The VASLE project sought to use the wealth of new data now available for early medieval coins and portable antiquities to investigate Viking and Anglo-Saxon landscape and economy, AD 700-1000. This has been a neglected period, with few settlement excavations. Until recently knowledge of settlement density was based largely upon place-name evidence. Scandinavian colonisation, in particular, was difficult to observe archaeologically. Regional differences were poorly understood. Ironically, settlements of the period were better known by so-called 'treasure hunters' than archaeologists. With the advent of large scale metal-detecting there is now a wealth of information available from analysis of the finds logged by the Corpus of Early Medieval Coins (EMC) and by the Portable Antiquities Scheme (PAS). The project aimed to combine these sources in order to gain a better understanding of settlement evolution, social change, and economic development.
The project had three specific objectives:
In order to achieve Objective One, data were downloaded from the PAS and EMC databases to create a VASLE 'National dataset'. In the case of the PAS data it was necessary to undertake some data cleaning, validation and enhancement.

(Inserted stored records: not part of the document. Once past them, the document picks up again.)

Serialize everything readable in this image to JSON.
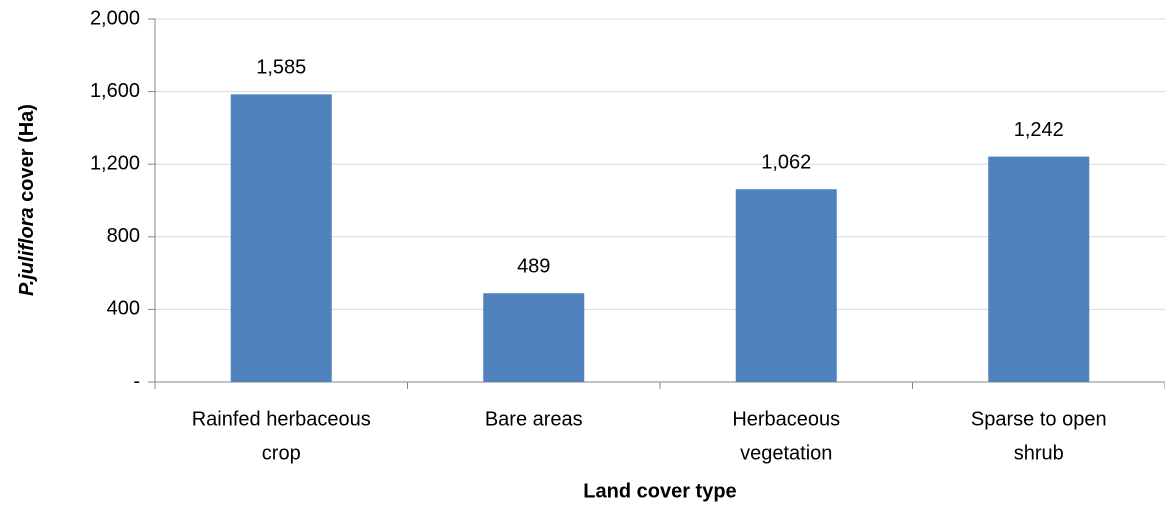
{
  "chart_data": {
    "type": "bar",
    "x_label": "Land cover type",
    "y_label": "P.juliflora cover (Ha)",
    "categories": [
      [
        "Rainfed herbaceous",
        "crop"
      ],
      [
        "Bare areas"
      ],
      [
        "Herbaceous",
        "vegetation"
      ],
      [
        "Sparse to open",
        "shrub"
      ]
    ],
    "values": [
      1585,
      489,
      1062,
      1242
    ],
    "value_labels": [
      "1,585",
      "489",
      "1,062",
      "1,242"
    ],
    "color": "#4f81bd",
    "ylim": [
      0,
      2000
    ],
    "yticks": [
      {
        "value": 0,
        "label": "-"
      },
      400,
      800,
      {
        "value": 1200,
        "label": "1,200"
      },
      {
        "value": 1600,
        "label": "1,600"
      },
      {
        "value": 2000,
        "label": "2,000"
      }
    ],
    "grid": true
  }
}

From the outputs of Objective One, supplemented by personal contacts and visits to Historic Environment Records (HERs), a list of specific 'productive sites' with good metalwork and coin assemblages was collated. To achieve Objective Two further data collection was undertaken for these sites in order to create a VASLE 'Sites dataset'. A number of excavated sites were also included in this phase, to provide further comparative data. This has provided the basis for graphical and statistical analysis of the relative proportion of artefacts and coins at a number of sites. It was hoped that comparison of the resultant graphs would allow identification of different site types, and provisional explanations as to whether differences between sites should be explained in chronological, cultural, or functional terms.
Simultaneously, a selected number of 'productive sites' were targeted for detailed study, including fieldwork and controlled detecting, in order to fulfil Objective Three. Work at an Anglian and Anglo-Scandinavian 'productive site' at Cottam had shown that most finds are recovered from the ploughsoil, and sites are being destroyed by modern agricultural practices. Work at Cottam also demonstrated the potential of locational information for studying the morphology and horizontal development of sites, particularly movement through time (Richards 1999b; 2001). Under the auspices of the VASLE project, and with the support of the University of York, the work at Cottam was extended to an adjacent Anglian site at Cowlam, which was also subject to metal-detecting. During the course of the project we became aware of ongoing activity by illegal nighthawks at a third Anglian site, Burdale, neighbouring the intensively examined site at Wharram Percy. Two seasons of excavation were therefore undertaken at Burdale, alongside fieldwalking, geophysics and metal-detector survey. This work has complemented the broader scale desk-based analysis undertaken for Objectives One and Two with a more detailed understanding of the problems of defining and examining 'productive sites' on the ground.
This report provides the primary publication for Objectives One and Two of the VASLE project. Post-excavation analysis of Cowlam and Burdale is ongoing and this work, associated with Objective Three of the VASLE project, will be published later in forthcoming site-based studies.